Heidi Grows Up
- Author: Charles Tritten
- Original title: Heidi jeune fille
- Language: French
- Genre: Children's fiction
- Publication date: 1936
- Publication place: France
- Published in English: 1938
- Preceded by: Heidi
- Followed by: Au pays de Heidi

= Heidi Grows Up =

1938 novel by Charles Tritten

Heidi Grows Up (Heidi jeune fille), also known as Heidi Grows Up: A Sequel to Heidi, is a 1936 novel and sequel to Johanna Spyri's 1881 novel Heidi, written by Spyri's French and English translator, Charles Tritten, after a three-decade-long period of pondering what to write, since Spyri's death gave no sequel of her own. It was originally published by Flammarion in Paris (1936), and in New York by Grosset & Dunlap (1938), illustrated by Jean Coquillot.

It was followed by four more sequels: Au pays de Heidi, Heidi's Children, Heidi grand'mère and Le sourire de Heidi, of which only the second one has been translated into English.

==Plot==
Heidi's grandfather sends her to a boarding school which has Miss Smith as the headmistress. Within a few weeks Heidi befriends most of its foreign students. Over summer break Heidi offers to take one of the students, Jamy, up onto the Alm, for the girl's parents plan to take a vacation without her. Miss Smith agrees to chaperone them.

On the Alm Jamy sees Peter and his goat herd. Peter introduces the vacationers to a little kid goat named Baerli. The next morning Heidi's grandfather agrees to let Jamy go up with Heidi and Peter to the goat pasture. Peter leads the girls to the top of a nearby peak. Most of the goats follow without difficulty, but one goat gets into a dangerous situation. Peter, Heidi and Jamy are able to rescue him.
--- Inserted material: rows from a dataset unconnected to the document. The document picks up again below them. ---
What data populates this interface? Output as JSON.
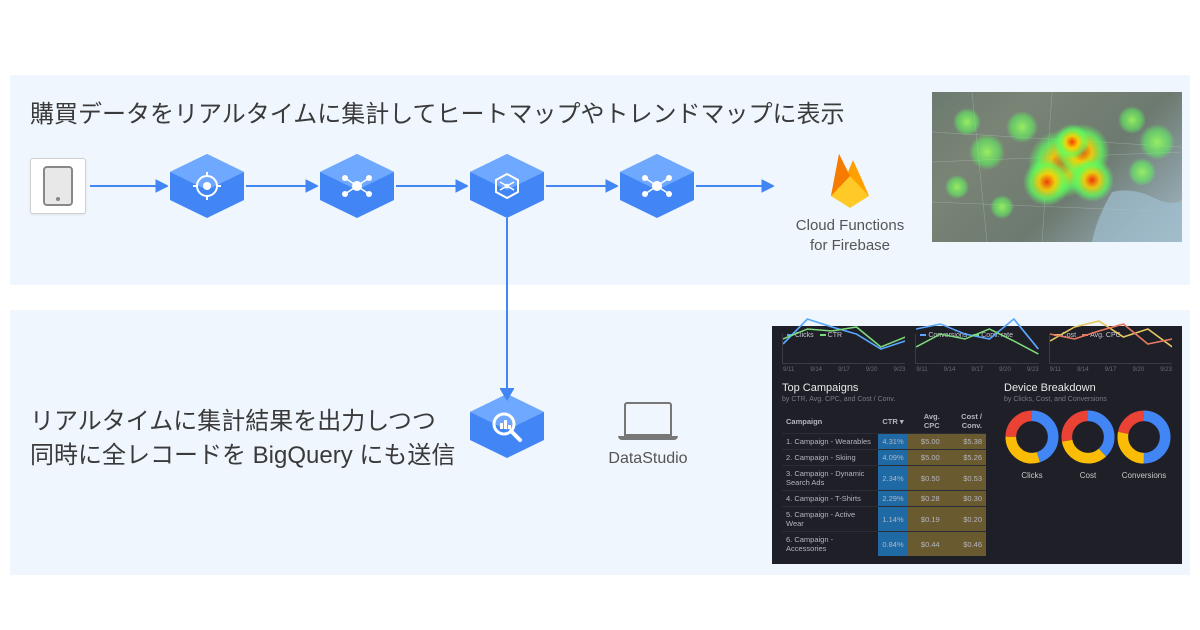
{
  "top_panel": {
    "headline": "購買データをリアルタイムに集計してヒートマップやトレンドマップに表示",
    "firebase_label_line1": "Cloud Functions",
    "firebase_label_line2": "for Firebase"
  },
  "bottom_panel": {
    "headline_line1": "リアルタイムに集計結果を出力しつつ",
    "headline_line2": "同時に全レコードを BigQuery にも送信",
    "datastudio_label": "DataStudio"
  },
  "icons": {
    "device": "tablet-icon",
    "hex1": "gcp-endpoint-hex-icon",
    "hex2": "gcp-pubsub-hex-icon",
    "hex3": "gcp-dataflow-hex-icon",
    "hex4": "gcp-pubsub-hex-icon",
    "hex_bq": "gcp-bigquery-hex-icon",
    "firebase": "firebase-flame-icon",
    "laptop": "laptop-icon"
  },
  "dashboard": {
    "charts": [
      {
        "legends": [
          "Clicks",
          "CTR"
        ],
        "ticks": [
          "9/11",
          "9/14",
          "9/17",
          "9/20",
          "9/23"
        ]
      },
      {
        "legends": [
          "Conversions",
          "Conv. rate"
        ],
        "ticks": [
          "9/11",
          "9/14",
          "9/17",
          "9/20",
          "9/23"
        ]
      },
      {
        "legends": [
          "Cost",
          "Avg. CPC"
        ],
        "ticks": [
          "9/11",
          "9/14",
          "9/17",
          "9/20",
          "9/23"
        ]
      }
    ],
    "table": {
      "title": "Top Campaigns",
      "subtitle": "by CTR, Avg. CPC, and Cost / Conv.",
      "columns": [
        "Campaign",
        "CTR ▾",
        "Avg. CPC",
        "Cost / Conv."
      ],
      "rows": [
        {
          "idx": "1.",
          "name": "Campaign - Wearables",
          "ctr": "4.31%",
          "cpc": "$5.00",
          "cost": "$5.38"
        },
        {
          "idx": "2.",
          "name": "Campaign - Skiing",
          "ctr": "4.09%",
          "cpc": "$5.00",
          "cost": "$5.26"
        },
        {
          "idx": "3.",
          "name": "Campaign - Dynamic Search Ads",
          "ctr": "2.34%",
          "cpc": "$0.50",
          "cost": "$0.53"
        },
        {
          "idx": "4.",
          "name": "Campaign - T-Shirts",
          "ctr": "2.29%",
          "cpc": "$0.28",
          "cost": "$0.30"
        },
        {
          "idx": "5.",
          "name": "Campaign - Active Wear",
          "ctr": "1.14%",
          "cpc": "$0.19",
          "cost": "$0.20"
        },
        {
          "idx": "6.",
          "name": "Campaign - Accessories",
          "ctr": "0.84%",
          "cpc": "$0.44",
          "cost": "$0.46"
        }
      ]
    },
    "breakdown": {
      "title": "Device Breakdown",
      "subtitle": "by Clicks, Cost, and Conversions",
      "donuts": [
        "Clicks",
        "Cost",
        "Conversions"
      ]
    }
  }
}
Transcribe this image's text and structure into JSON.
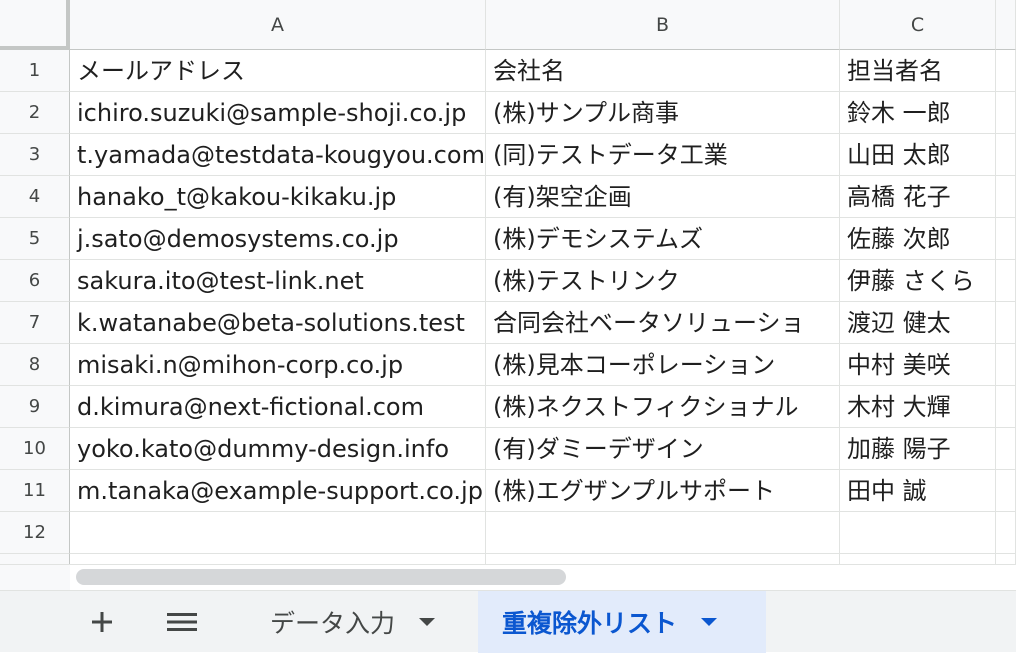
{
  "columns": [
    "A",
    "B",
    "C"
  ],
  "rows": [
    {
      "num": "1",
      "cells": [
        "メールアドレス",
        "会社名",
        "担当者名"
      ]
    },
    {
      "num": "2",
      "cells": [
        "ichiro.suzuki@sample-shoji.co.jp",
        "(株)サンプル商事",
        "鈴木 一郎"
      ]
    },
    {
      "num": "3",
      "cells": [
        "t.yamada@testdata-kougyou.com",
        "(同)テストデータ工業",
        "山田 太郎"
      ]
    },
    {
      "num": "4",
      "cells": [
        "hanako_t@kakou-kikaku.jp",
        "(有)架空企画",
        "高橋 花子"
      ]
    },
    {
      "num": "5",
      "cells": [
        "j.sato@demosystems.co.jp",
        "(株)デモシステムズ",
        "佐藤 次郎"
      ]
    },
    {
      "num": "6",
      "cells": [
        "sakura.ito@test-link.net",
        "(株)テストリンク",
        "伊藤 さくら"
      ]
    },
    {
      "num": "7",
      "cells": [
        "k.watanabe@beta-solutions.test",
        "合同会社ベータソリューショ",
        "渡辺 健太"
      ]
    },
    {
      "num": "8",
      "cells": [
        "misaki.n@mihon-corp.co.jp",
        "(株)見本コーポレーション",
        "中村 美咲"
      ]
    },
    {
      "num": "9",
      "cells": [
        "d.kimura@next-fictional.com",
        "(株)ネクストフィクショナル",
        "木村 大輝"
      ]
    },
    {
      "num": "10",
      "cells": [
        "yoko.kato@dummy-design.info",
        "(有)ダミーデザイン",
        "加藤 陽子"
      ]
    },
    {
      "num": "11",
      "cells": [
        "m.tanaka@example-support.co.jp",
        "(株)エグザンプルサポート",
        "田中 誠"
      ]
    },
    {
      "num": "12",
      "cells": [
        "",
        "",
        ""
      ]
    }
  ],
  "tabbar": {
    "add_icon": "plus-icon",
    "menu_icon": "menu-icon",
    "tabs": [
      {
        "label": "データ入力",
        "active": false
      },
      {
        "label": "重複除外リスト",
        "active": true
      }
    ]
  },
  "colors": {
    "accent": "#0b57d0",
    "active_tab_bg": "#e2ebfb"
  }
}
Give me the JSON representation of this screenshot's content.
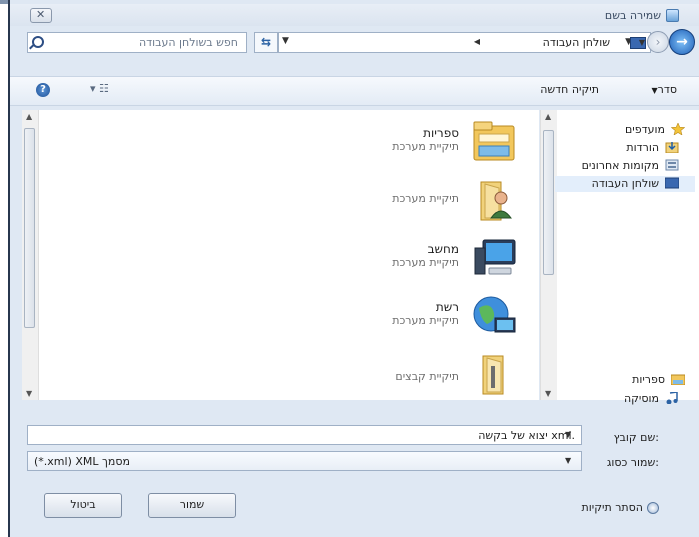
{
  "window": {
    "title": "שמירה בשם"
  },
  "search": {
    "placeholder": "חפש בשולחן העבודה"
  },
  "address": {
    "crumb": "שולחן העבודה"
  },
  "toolbar": {
    "organize": "סדר",
    "new_folder": "תיקיה חדשה",
    "help_icon": "help-icon",
    "view_icon": "view-icon"
  },
  "files": [
    {
      "name": "ספריות",
      "type": "תיקיית מערכת",
      "icon": "libraries-icon"
    },
    {
      "name": "",
      "type": "תיקיית מערכת",
      "icon": "user-folder-icon"
    },
    {
      "name": "מחשב",
      "type": "תיקיית מערכת",
      "icon": "computer-icon"
    },
    {
      "name": "רשת",
      "type": "תיקיית מערכת",
      "icon": "network-icon"
    },
    {
      "name": "",
      "type": "תיקיית קבצים",
      "icon": "folder-icon"
    }
  ],
  "nav_pane": {
    "favorites": [
      {
        "label": "מועדפים",
        "icon": "star-icon"
      },
      {
        "label": "הורדות",
        "icon": "downloads-icon"
      },
      {
        "label": "מקומות אחרונים",
        "icon": "recent-places-icon"
      },
      {
        "label": "שולחן העבודה",
        "icon": "desktop-icon"
      }
    ],
    "libraries": [
      {
        "label": "ספריות",
        "icon": "libraries-icon"
      },
      {
        "label": "מוסיקה",
        "icon": "music-icon"
      }
    ]
  },
  "form": {
    "filename_label": "שם קובץ:",
    "filename_value": "יצוא של בקשה xml.",
    "savetype_label": "שמור כסוג:",
    "savetype_value": "(*.xml) XML מסמך"
  },
  "buttons": {
    "save": "שמור",
    "cancel": "ביטול"
  },
  "hide_folders": "הסתר תיקיות",
  "colors": {
    "accent": "#1e5fb7",
    "selection": "#e3eefb",
    "frame": "#dfe8f3"
  }
}
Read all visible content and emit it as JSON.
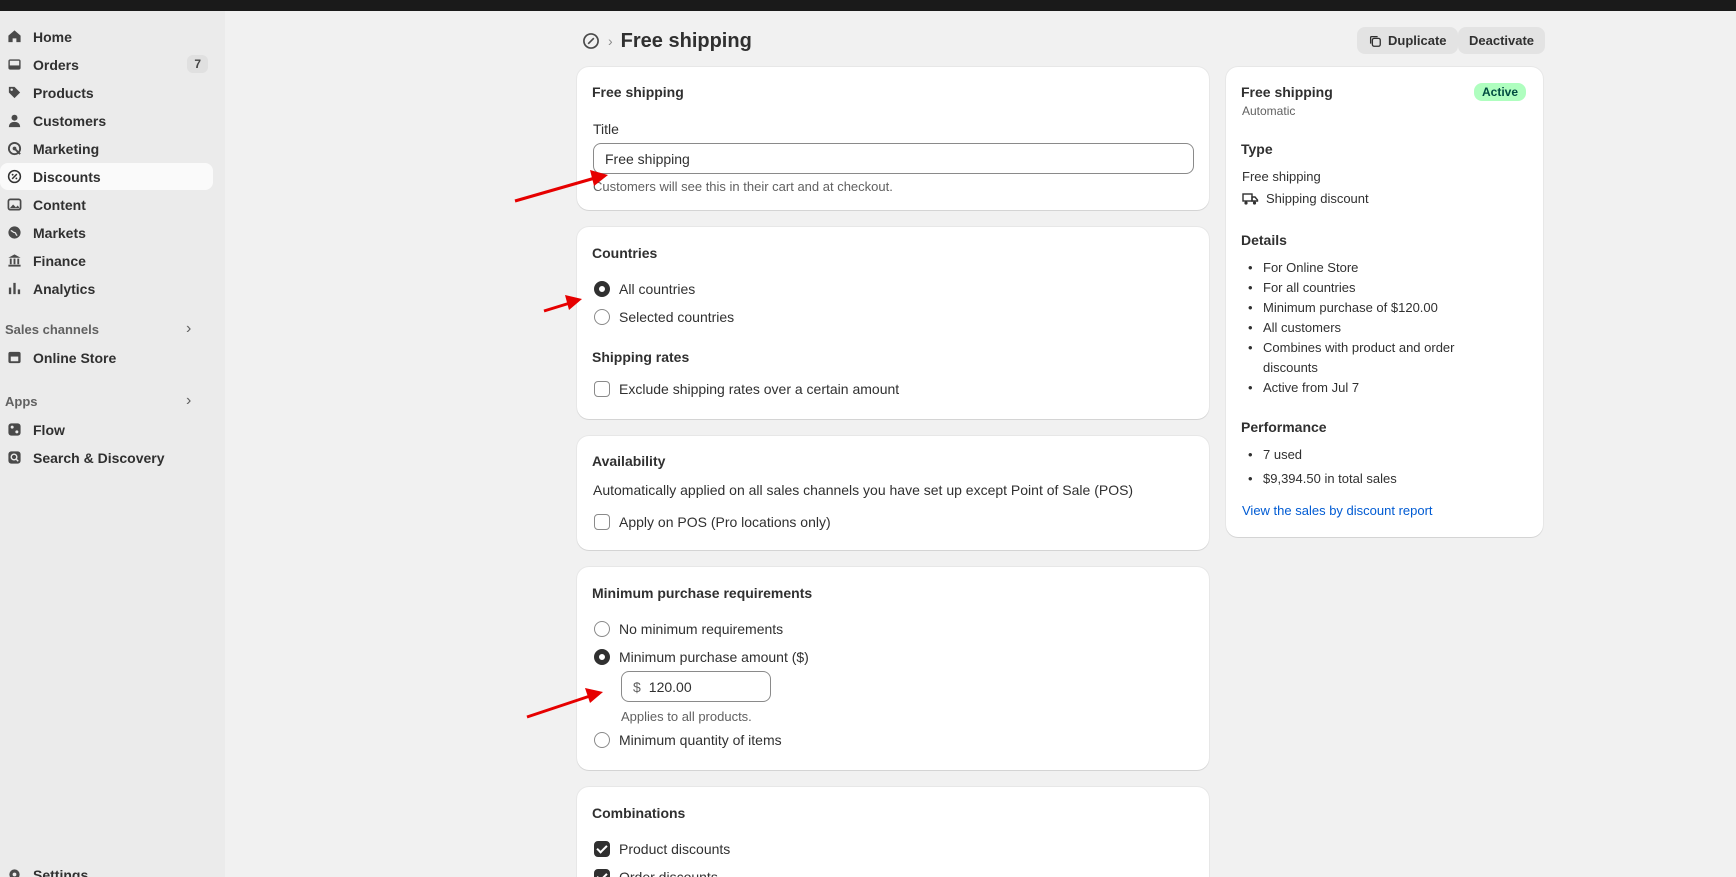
{
  "sidebar": {
    "items": [
      {
        "label": "Home",
        "icon": "home-icon"
      },
      {
        "label": "Orders",
        "icon": "inbox-icon",
        "badge": "7"
      },
      {
        "label": "Products",
        "icon": "tag-icon"
      },
      {
        "label": "Customers",
        "icon": "person-icon"
      },
      {
        "label": "Marketing",
        "icon": "target-icon"
      },
      {
        "label": "Discounts",
        "icon": "discount-icon"
      },
      {
        "label": "Content",
        "icon": "image-icon"
      },
      {
        "label": "Markets",
        "icon": "globe-icon"
      },
      {
        "label": "Finance",
        "icon": "bank-icon"
      },
      {
        "label": "Analytics",
        "icon": "bar-chart-icon"
      }
    ],
    "sales_channels_label": "Sales channels",
    "online_store_label": "Online Store",
    "apps_label": "Apps",
    "flow_label": "Flow",
    "search_discovery_label": "Search & Discovery",
    "settings_label": "Settings"
  },
  "header": {
    "title": "Free shipping",
    "duplicate_label": "Duplicate",
    "deactivate_label": "Deactivate"
  },
  "title_card": {
    "heading": "Free shipping",
    "field_label": "Title",
    "field_value": "Free shipping",
    "help": "Customers will see this in their cart and at checkout."
  },
  "countries_card": {
    "heading": "Countries",
    "all_label": "All countries",
    "selected_label": "Selected countries",
    "rates_heading": "Shipping rates",
    "exclude_label": "Exclude shipping rates over a certain amount",
    "selected_option": "All countries"
  },
  "availability_card": {
    "heading": "Availability",
    "description": "Automatically applied on all sales channels you have set up except Point of Sale (POS)",
    "pos_label": "Apply on POS (Pro locations only)"
  },
  "minimum_card": {
    "heading": "Minimum purchase requirements",
    "none_label": "No minimum requirements",
    "amount_label": "Minimum purchase amount ($)",
    "currency_prefix": "$",
    "amount_value": "120.00",
    "applies_text": "Applies to all products.",
    "quantity_label": "Minimum quantity of items",
    "selected_option": "Minimum purchase amount ($)"
  },
  "combinations_card": {
    "heading": "Combinations",
    "product_label": "Product discounts",
    "order_label": "Order discounts"
  },
  "summary": {
    "title": "Free shipping",
    "subtitle": "Automatic",
    "status": "Active",
    "type_heading": "Type",
    "type_value": "Free shipping",
    "type_sub": "Shipping discount",
    "details_heading": "Details",
    "details": [
      "For Online Store",
      "For all countries",
      "Minimum purchase of $120.00",
      "All customers",
      "Combines with product and order",
      "discounts",
      "Active from Jul 7"
    ],
    "performance_heading": "Performance",
    "performance": [
      "7 used",
      "$9,394.50 in total sales"
    ],
    "report_link": "View the sales by discount report"
  },
  "colors": {
    "annotation_arrow": "#e60000",
    "active_badge_bg": "#affebf",
    "link": "#005bd3"
  }
}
Heidi and Jamy are sent down to the village to get supplies for Peter and his goats. While at the village it becomes so overcast with clouds that the girls end up staying at Reboux's mansion. A storm breaks, and then someone announces the grandfather's house is on fire. Heidi runs up the Alm, calling out her grandfather's name. The others run after her. They find the elderly man, with his goats, under the fir trees. The grandfather and some of the villagers rebuild the house, with many improvements. Grandfather tells Heidi and Jamy legends that excite the visitor through the rest of the summer vacation.

Heidi graduates, and is hired to teach at a local school. When the school year begins one of the students breaks a flowerpot and runs off. Peter tells Heidi he's found the child and the next day they go to a cave where the student has been staying. Heidi learns the former teacher would put troublesome children in the cave, and called it the "school dungeon".

Heidi's grandfather becomes ill, and so Jamy takes over teaching the school children. When the grandfather recovers Peter asks Heidi for her hand in marriage, and she accepts. The villagers help prepare for the wedding. Peter wears his green Sunday suit, and Jamy leads a children's choir of school students. Other wedding guests include Heidi's old friend, Klara, and Jamy's little sister, Martha.

After they marry, Heidi and Peter leave their wedding party to watch the sun sink.

==Sources==
Charles Tritten wrote this and the three later novels primarily by adapting from Johanna Spyri's other children's stories, given their similar settings and storylines. For example, the "lost cross" and "kid goat endangered with slaughter" sub-plots, along with the Bearli incident, are adapted from the story "Moni, the Goat Boy".